"Imigrantes: também se morre no paraíso"
- NOVACULTURA.info
- há 7 horas
- 5 min de leitura

Não é muita a atenção midiática dada ao que acontece ao longo das rotas migratórias que, desde a África, levam, levaram e continuarão levando centenas de milhares de Imigrantes à Europa. Provenientes majoritariamente do próprio continente, embora também haja asiáticos e até latino-americanos.
Os recursos financeiros e materiais que a União Europeia (UE) tem desperdiçado para fechar aquelas rotas — incentivando e financiando políticas repressivas dos governos de Marrocos, Tunísia, Líbia ou Egito contra as ondas de imigrantes que chegam às suas costas para se lançar ao Mediterrâneo, ou, como também ocorre, desde a Mauritânia ou Senegal rumo às Canárias — são sempre menores do que as razões que os impulsionam a abandonar tudo para escapar dos infernos que as políticas dos Estados Unidos e seus sócios europeus construíram em seus países.
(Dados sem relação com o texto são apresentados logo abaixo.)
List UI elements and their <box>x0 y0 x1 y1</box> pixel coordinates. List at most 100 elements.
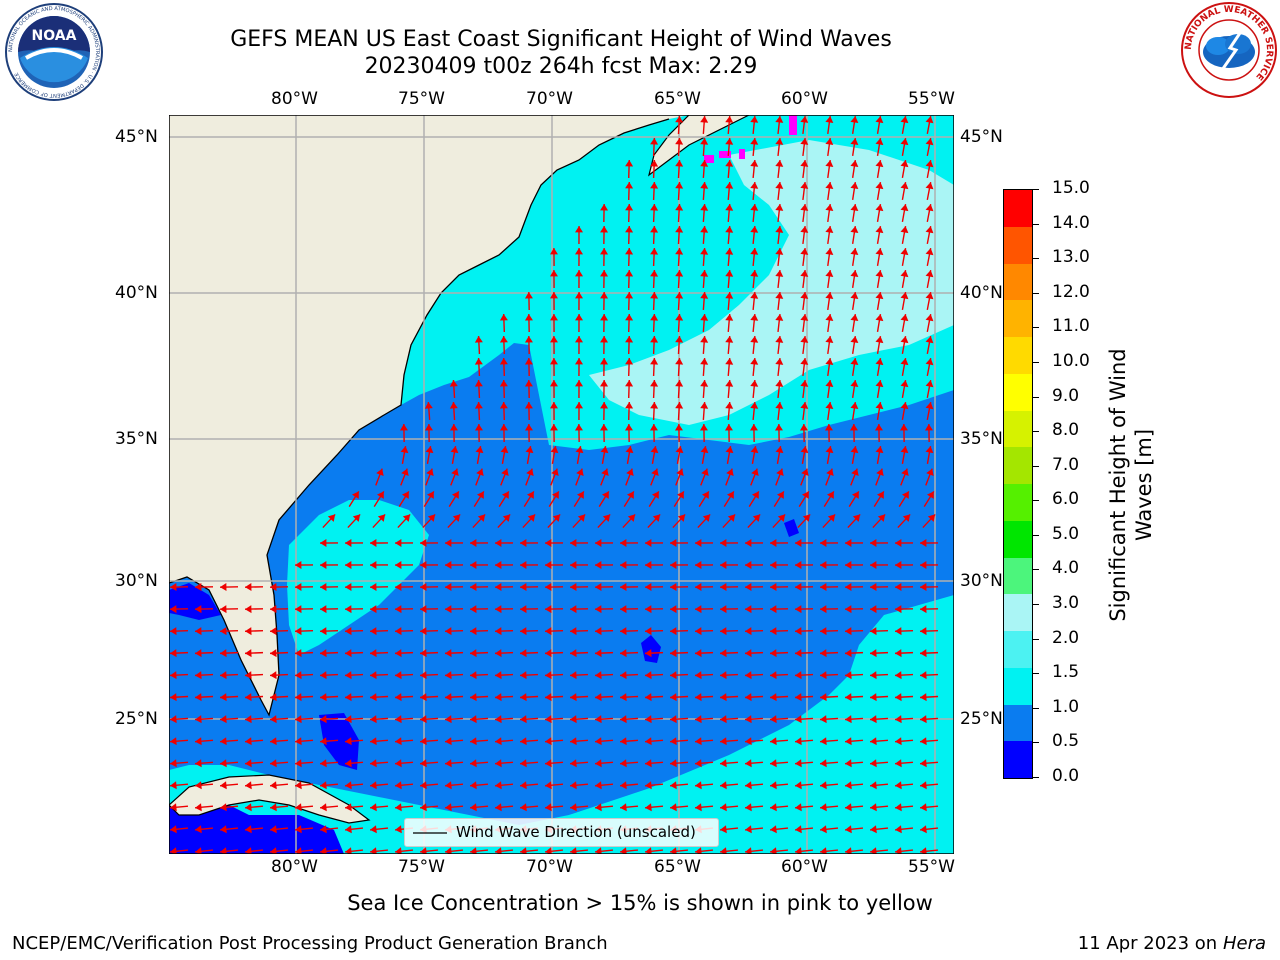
wind-arrow-head <box>925 336 934 344</box>
wind-arrow-head <box>675 270 684 277</box>
wind-arrow-head <box>775 292 784 299</box>
colorbar <box>1003 189 1033 779</box>
wind-arrow-head <box>825 446 834 454</box>
wind-arrow-head <box>320 693 327 702</box>
wind-arrow-head <box>570 671 577 680</box>
lon-label-top: 60°W <box>781 89 828 109</box>
wind-arrow-head <box>800 402 809 409</box>
wind-arrow-head <box>645 693 652 702</box>
colorbar-segment <box>1004 373 1032 411</box>
wind-arrow-head <box>620 737 627 746</box>
wind-arrow-head <box>577 514 586 522</box>
wind-arrow-head <box>345 803 352 812</box>
wind-arrow-head <box>925 116 934 124</box>
wind-arrow-head <box>395 693 402 702</box>
wind-arrow-head <box>526 491 534 499</box>
wind-arrow-head <box>520 715 527 724</box>
wind-arrow-head <box>495 627 502 636</box>
wind-arrow-head <box>700 314 709 321</box>
wind-arrow-head <box>725 402 734 409</box>
colorbar-segment <box>1004 226 1032 264</box>
wind-arrow-head <box>749 424 758 431</box>
wind-arrow-head <box>520 737 527 746</box>
wind-arrow-head <box>600 446 609 454</box>
wind-arrow-head <box>370 693 377 702</box>
wind-arrow-head <box>600 292 609 299</box>
wind-arrow-head <box>395 759 402 768</box>
wind-arrow-head <box>870 583 877 592</box>
wind-arrow-head <box>870 649 877 658</box>
wind-arrow-head <box>925 380 934 388</box>
wind-arrow-head <box>895 825 902 834</box>
wind-arrow-head <box>595 539 602 548</box>
wind-arrow-head <box>745 627 752 636</box>
wind-arrow-head <box>700 292 709 299</box>
wind-arrow-head <box>351 491 359 499</box>
wind-arrow-head <box>595 693 602 702</box>
wind-arrow-head <box>626 468 634 477</box>
ocean-min-spot <box>641 635 661 663</box>
colorbar-segment <box>1004 189 1032 227</box>
wind-arrow-head <box>545 649 552 658</box>
wind-arrow-head <box>295 693 302 702</box>
wind-arrow-head <box>825 160 834 167</box>
wind-arrow-head <box>320 649 327 658</box>
wind-arrow-head <box>795 561 802 570</box>
wind-arrow-head <box>549 402 558 409</box>
wind-arrow-head <box>870 759 877 768</box>
wind-arrow-head <box>520 671 527 680</box>
wind-arrow-head <box>595 671 602 680</box>
colorbar-title: Significant Height of Wind Waves [m] <box>1105 348 1157 621</box>
wind-arrow-head <box>570 561 577 570</box>
nws-logo: NATIONAL WEATHER SERVICE <box>1181 2 1277 98</box>
wind-arrow-head <box>825 226 834 233</box>
wind-arrow-head <box>170 583 177 592</box>
wind-arrow-head <box>845 737 852 746</box>
wind-arrow-head <box>695 649 702 658</box>
wind-arrow-head <box>651 491 659 499</box>
wind-arrow-head <box>850 226 859 234</box>
colorbar-tick-mark <box>1033 604 1039 606</box>
wind-arrow-head <box>245 803 252 812</box>
wind-arrow-head <box>345 649 352 658</box>
wind-arrow-head <box>570 539 577 548</box>
wind-arrow-head <box>920 847 927 854</box>
wind-arrow-head <box>549 314 558 321</box>
wind-arrow-head <box>920 737 927 746</box>
footer-host: Hera <box>1222 933 1266 954</box>
wind-arrow-head <box>745 759 752 768</box>
wind-arrow-head <box>750 358 759 365</box>
wind-arrow-head <box>875 248 884 256</box>
wind-arrow-head <box>650 358 659 365</box>
wind-arrow-head <box>477 514 486 522</box>
wind-arrow-head <box>495 781 502 790</box>
wind-arrow-head <box>399 424 408 431</box>
wind-arrow-head <box>295 671 302 680</box>
wind-arrow-head <box>770 781 777 790</box>
wind-arrow-head <box>320 583 327 592</box>
wind-arrow-head <box>420 561 427 570</box>
colorbar-title-line2: Waves [m] <box>1132 428 1156 542</box>
wind-arrow-head <box>420 781 427 790</box>
wind-arrow-head <box>850 182 859 190</box>
wind-arrow-head <box>800 446 809 454</box>
wind-arrow-head <box>345 627 352 636</box>
wind-arrow-head <box>825 204 834 211</box>
wind-arrow-head <box>675 446 684 454</box>
wind-arrow-head <box>524 424 533 431</box>
wind-arrow-head <box>320 803 327 812</box>
wind-arrow-head <box>575 358 584 365</box>
wind-arrow-head <box>720 671 727 680</box>
colorbar-tick-label: 14.0 <box>1052 212 1090 233</box>
lon-label-bottom: 75°W <box>398 857 445 877</box>
wind-arrow-head <box>495 649 502 658</box>
wind-arrow-head <box>820 781 827 790</box>
wind-arrow-head <box>725 160 734 167</box>
wind-arrow-head <box>845 539 852 548</box>
wind-arrow-head <box>295 781 302 790</box>
wind-arrow-head <box>920 561 927 570</box>
wind-arrow-head <box>600 358 609 365</box>
wind-arrow-head <box>575 336 584 343</box>
wind-arrow-head <box>870 561 877 570</box>
wind-arrow-head <box>826 491 834 499</box>
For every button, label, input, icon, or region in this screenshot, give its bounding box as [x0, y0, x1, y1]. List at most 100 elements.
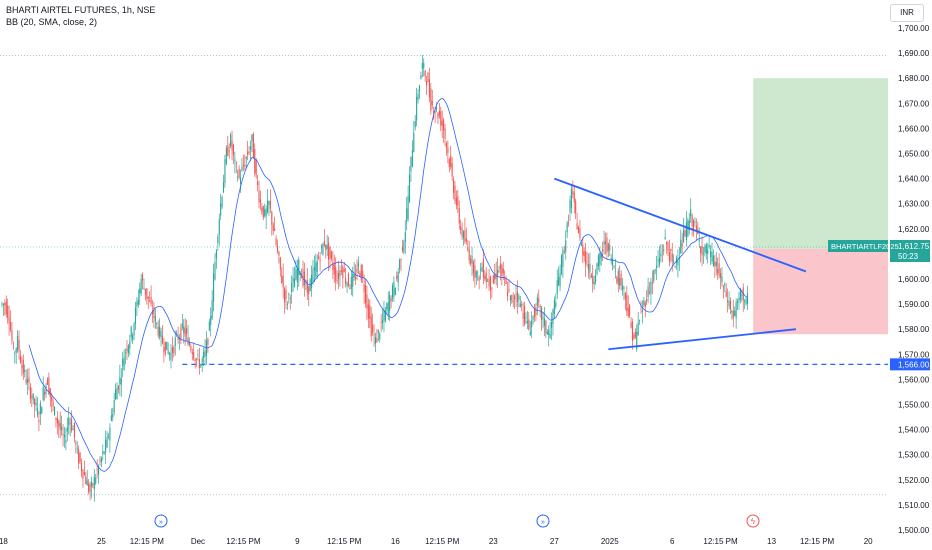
- candle-body: [48, 377, 50, 394]
- candle-body: [129, 341, 131, 349]
- candle-body: [266, 200, 269, 213]
- candle-body: [73, 422, 75, 438]
- candle-body: [187, 337, 189, 345]
- candle-body: [311, 274, 313, 289]
- candle-body: [63, 434, 66, 438]
- candle-body: [305, 282, 307, 283]
- candle-body: [282, 275, 284, 288]
- candle-body: [420, 74, 422, 80]
- candle-body: [619, 277, 621, 286]
- candle-body: [269, 200, 271, 209]
- candle-body: [372, 324, 374, 333]
- candle-body: [107, 436, 110, 437]
- candle-body: [394, 287, 396, 295]
- candle-body: [677, 260, 679, 265]
- candle-body: [194, 359, 196, 362]
- candle-body: [201, 358, 203, 363]
- candle-body: [634, 331, 636, 338]
- candle-body: [169, 353, 171, 355]
- candle-body: [234, 159, 236, 162]
- candle-body: [292, 277, 294, 283]
- candle-body: [184, 328, 186, 337]
- candle-body: [72, 429, 74, 430]
- candle-body: [692, 220, 695, 232]
- candle-body: [136, 301, 138, 307]
- support-price-tag: [890, 358, 930, 371]
- x-tick-label: 9: [295, 537, 300, 546]
- candle-body: [586, 261, 588, 263]
- candle-body: [553, 300, 555, 315]
- candle-body: [34, 399, 36, 406]
- candle-body: [424, 70, 426, 77]
- candle-body: [550, 321, 553, 328]
- candle-body: [404, 232, 406, 242]
- candle-body: [333, 264, 335, 275]
- candle-body: [386, 303, 388, 310]
- candle-body: [325, 244, 327, 250]
- candle-body: [599, 253, 601, 265]
- y-tick-label: 1,590.00: [898, 300, 930, 309]
- candle-body: [485, 272, 487, 283]
- candle-body: [491, 287, 493, 289]
- candle-body: [49, 388, 51, 398]
- candle-body: [159, 326, 161, 337]
- candle-body: [731, 311, 733, 313]
- candle-body: [56, 417, 58, 424]
- candle-body: [117, 385, 119, 390]
- candle-body: [330, 251, 332, 259]
- candle-body: [362, 270, 364, 277]
- candle-body: [359, 272, 361, 277]
- x-tick-label: 16: [391, 537, 400, 546]
- candle-body: [585, 251, 587, 265]
- candle-body: [161, 335, 164, 344]
- candle-body: [164, 341, 166, 355]
- candle-body: [150, 297, 152, 304]
- candle-body: [555, 302, 557, 307]
- x-tick-label: 12:15 PM: [130, 537, 165, 546]
- candle-body: [400, 259, 402, 261]
- candle-body: [471, 255, 473, 264]
- candle-body: [21, 365, 23, 369]
- candle-body: [12, 346, 14, 348]
- candle-body: [274, 228, 276, 232]
- candle-body: [123, 357, 125, 370]
- candle-body: [617, 271, 619, 285]
- candle-body: [707, 249, 709, 254]
- y-tick-label: 1,690.00: [898, 49, 930, 58]
- candle-body: [674, 266, 676, 267]
- candle-body: [265, 208, 267, 217]
- candle-body: [621, 284, 624, 290]
- candle-body: [293, 278, 296, 288]
- candle-body: [316, 261, 318, 272]
- candle-body: [465, 238, 467, 242]
- candle-body: [279, 257, 281, 270]
- candle-body: [492, 275, 494, 284]
- candle-body: [38, 420, 40, 423]
- x-tick-label: 12:15 PM: [800, 537, 835, 546]
- currency-unit-button[interactable]: INR: [890, 4, 924, 22]
- candle-body: [710, 251, 712, 257]
- candle-body: [59, 422, 61, 430]
- candle-body: [705, 244, 707, 254]
- y-tick-label: 1,630.00: [898, 200, 930, 209]
- candle-body: [376, 338, 378, 343]
- candle-body: [529, 331, 531, 336]
- candle-body: [657, 259, 659, 261]
- candle-body: [271, 211, 273, 225]
- candle-body: [648, 291, 651, 293]
- candle-body: [244, 165, 246, 167]
- candle-body: [582, 244, 584, 256]
- candle-body: [658, 257, 661, 265]
- lightning-icon: [746, 514, 760, 528]
- candle-body: [528, 319, 530, 330]
- candle-body: [320, 245, 323, 248]
- candle-body: [546, 331, 548, 335]
- candle-body: [276, 245, 279, 252]
- candle-body: [516, 291, 519, 303]
- candle-body: [262, 206, 264, 218]
- candle-body: [357, 262, 359, 268]
- candle-body: [509, 295, 511, 301]
- candle-body: [673, 260, 675, 263]
- candle-body: [407, 195, 409, 220]
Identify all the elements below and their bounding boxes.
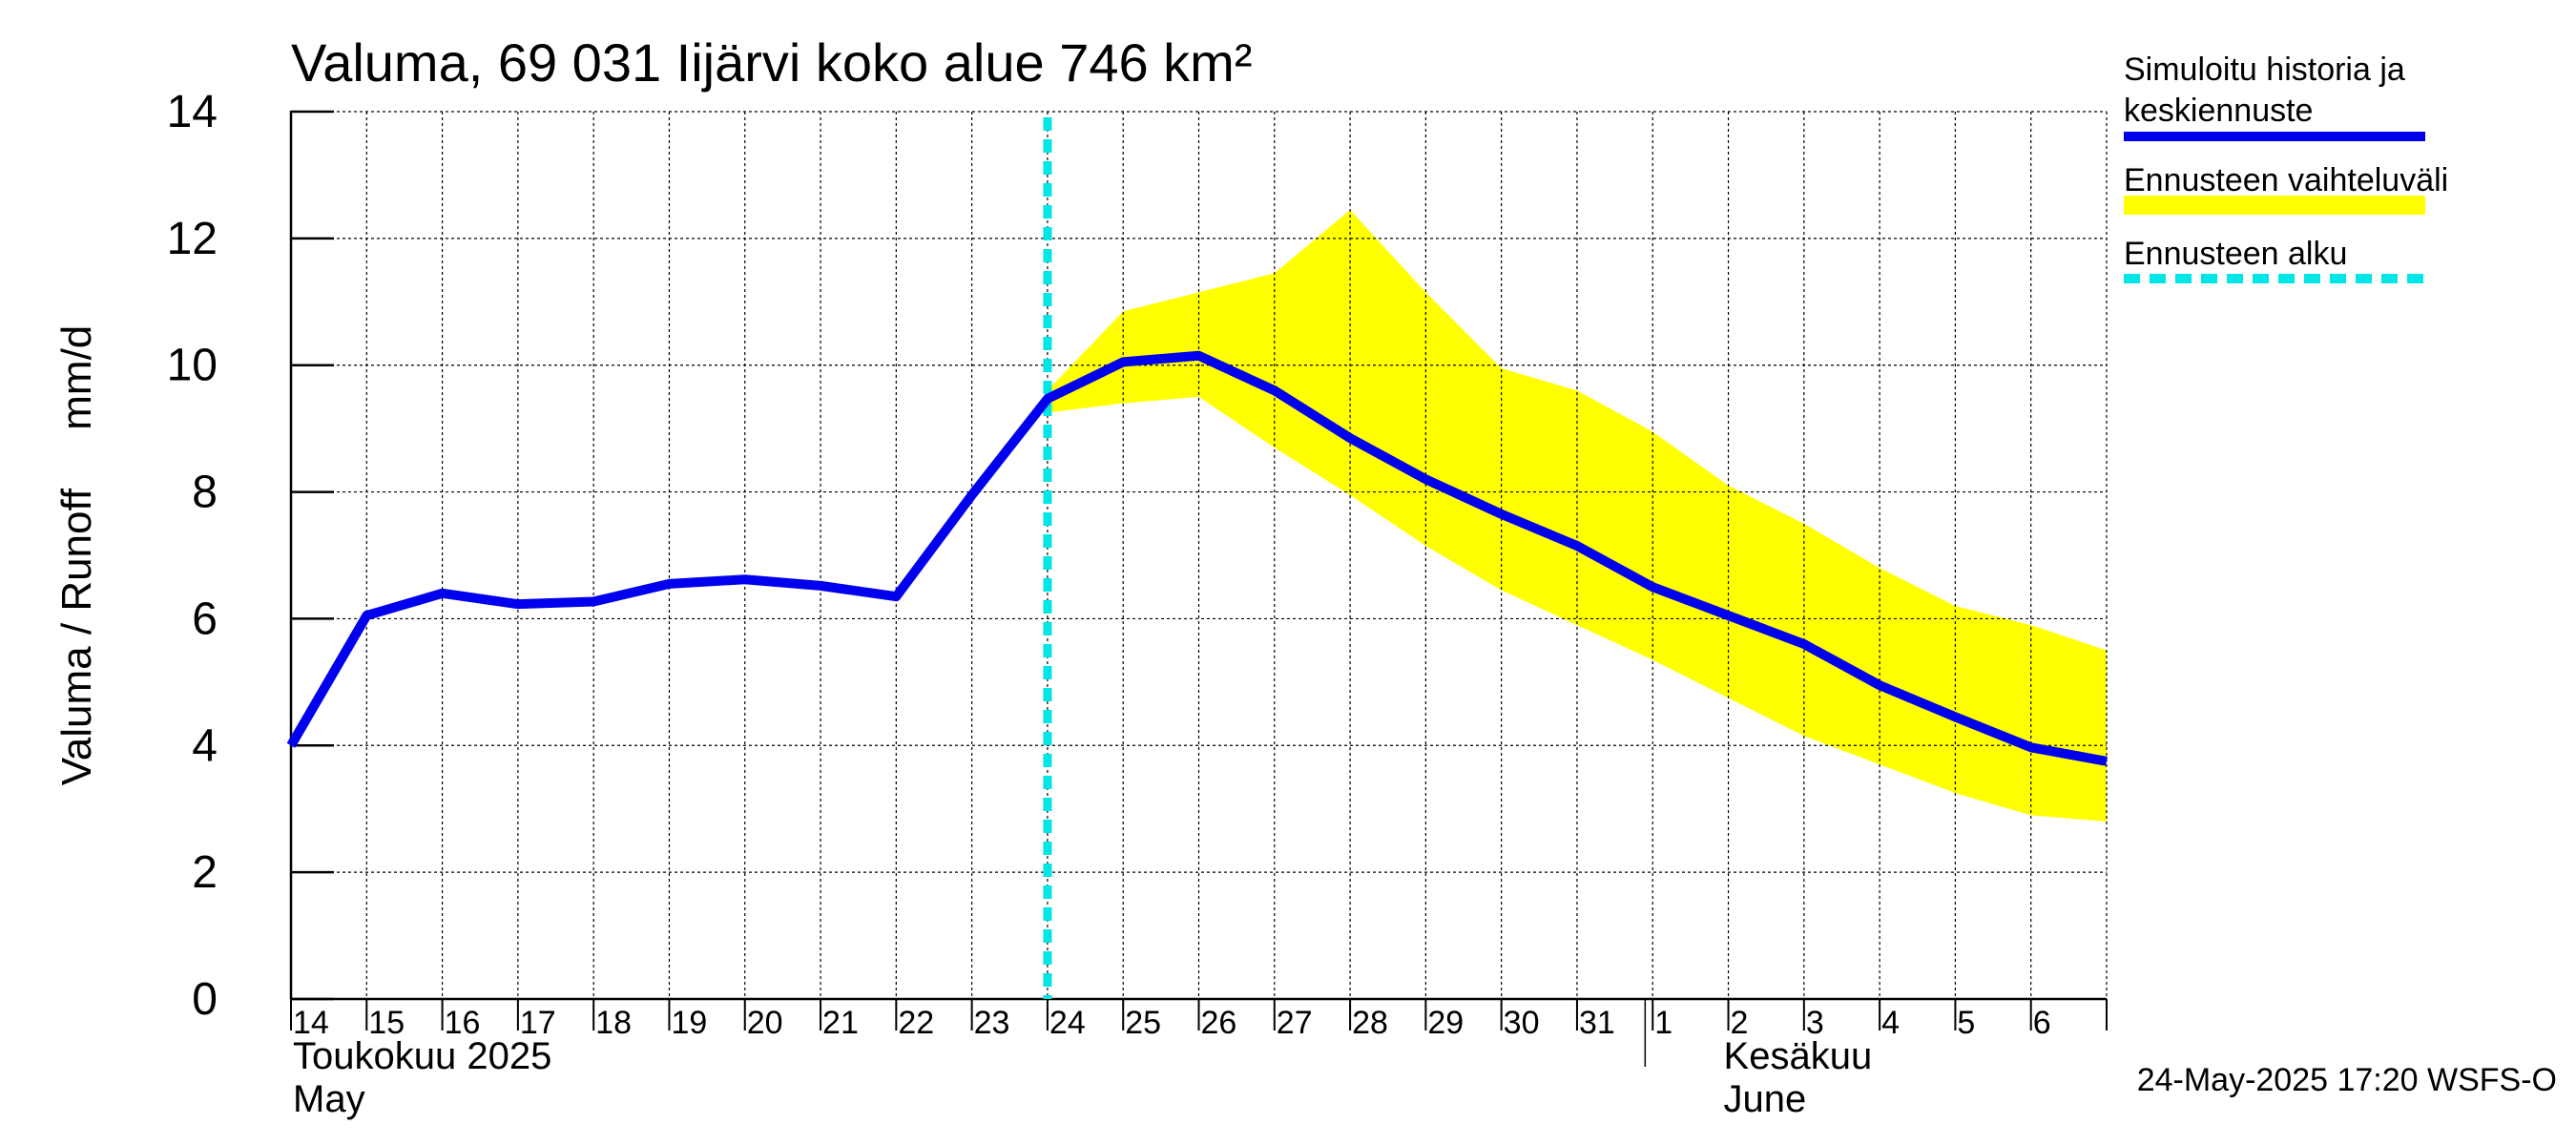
x-tick-label: 27: [1277, 1005, 1313, 1041]
y-tick-label: 8: [192, 468, 218, 518]
y-tick-label: 4: [192, 720, 218, 771]
x-tick-label: 3: [1806, 1005, 1824, 1041]
y-tick-label: 2: [192, 847, 218, 898]
x-tick-label: 15: [368, 1005, 405, 1041]
y-tick-label: 14: [167, 87, 218, 137]
timestamp-label: 24-May-2025 17:20 WSFS-O: [2137, 1062, 2557, 1098]
x-tick-label: 19: [671, 1005, 707, 1041]
labels-layer: Valuma, 69 031 Iijärvi koko alue 746 km²…: [53, 32, 2557, 1120]
month-label-en: May: [293, 1078, 365, 1120]
axes-layer: [289, 110, 2108, 1067]
legend-label: keskiennuste: [2124, 93, 2313, 129]
grid-layer: [291, 111, 2108, 999]
chart-title: Valuma, 69 031 Iijärvi koko alue 746 km²: [291, 32, 1252, 93]
y-tick-label: 12: [167, 214, 218, 264]
x-tick-label: 2: [1731, 1005, 1749, 1041]
x-tick-label: 28: [1352, 1005, 1388, 1041]
x-tick-label: 5: [1957, 1005, 1975, 1041]
legend-symbol-band: [2124, 196, 2425, 215]
x-tick-label: 31: [1579, 1005, 1615, 1041]
x-tick-label: 17: [520, 1005, 556, 1041]
month-label-fi: Kesäkuu: [1724, 1035, 1873, 1077]
x-tick-label: 30: [1504, 1005, 1540, 1041]
x-tick-label: 18: [595, 1005, 632, 1041]
x-tick-label: 26: [1201, 1005, 1237, 1041]
series-line-layer: [286, 117, 2108, 999]
legend-label: Ennusteen vaihteluväli: [2124, 162, 2448, 198]
y-tick-label: 10: [167, 341, 218, 391]
legend: Simuloitu historia ja keskiennuste Ennuste…: [2124, 52, 2448, 283]
x-tick-label: 24: [1049, 1005, 1086, 1041]
y-axis-label: Valuma / Runoff mm/d: [53, 325, 100, 786]
x-tick-label: 21: [822, 1005, 859, 1041]
x-tick-label: 1: [1654, 1005, 1672, 1041]
x-tick-label: 16: [445, 1005, 481, 1041]
x-tick-label: 4: [1881, 1005, 1900, 1041]
legend-label: Simuloitu historia ja: [2124, 52, 2405, 88]
x-tick-label: 23: [974, 1005, 1010, 1041]
month-label-en: June: [1724, 1078, 1807, 1120]
legend-label: Ennusteen alku: [2124, 236, 2347, 272]
y-tick-label: 6: [192, 593, 218, 644]
month-label-fi: Toukokuu 2025: [293, 1035, 551, 1077]
y-tick-label: 0: [192, 974, 218, 1025]
x-tick-label: 6: [2033, 1005, 2051, 1041]
x-tick-label: 14: [293, 1005, 329, 1041]
x-tick-label: 25: [1125, 1005, 1161, 1041]
x-tick-label: 22: [898, 1005, 934, 1041]
x-tick-label: 29: [1427, 1005, 1464, 1041]
simulated-runoff-line: [286, 350, 2108, 766]
x-tick-label: 20: [747, 1005, 783, 1041]
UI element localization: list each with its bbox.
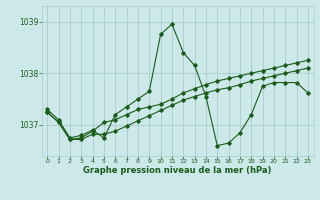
- X-axis label: Graphe pression niveau de la mer (hPa): Graphe pression niveau de la mer (hPa): [84, 166, 272, 175]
O desespero é tal que eles não se intimidam diante dos milhares de quilômetros que devem percorrer por desertos, onde muitas vezes são abandonados pelos traficantes, para morrer de desidratação ou fome — uma das opções mais “generosas”. Também existe a possibilidade de serem sequestrados no meio do caminho, obrigando suas famílias, em muitos casos, a se endividarem por anos para pagar o resgate, ou terminarem vendidos como escravos, ou simplesmente perecerem devido à dureza da jornada. Ainda que saibam muito bem que embarcar também não é garantia de nada. Desde que eclodiu a crise migratória em 2014, segundo fontes europeias — sempre discretas —, os desaparecidos no mar seriam cerca de 52 mil.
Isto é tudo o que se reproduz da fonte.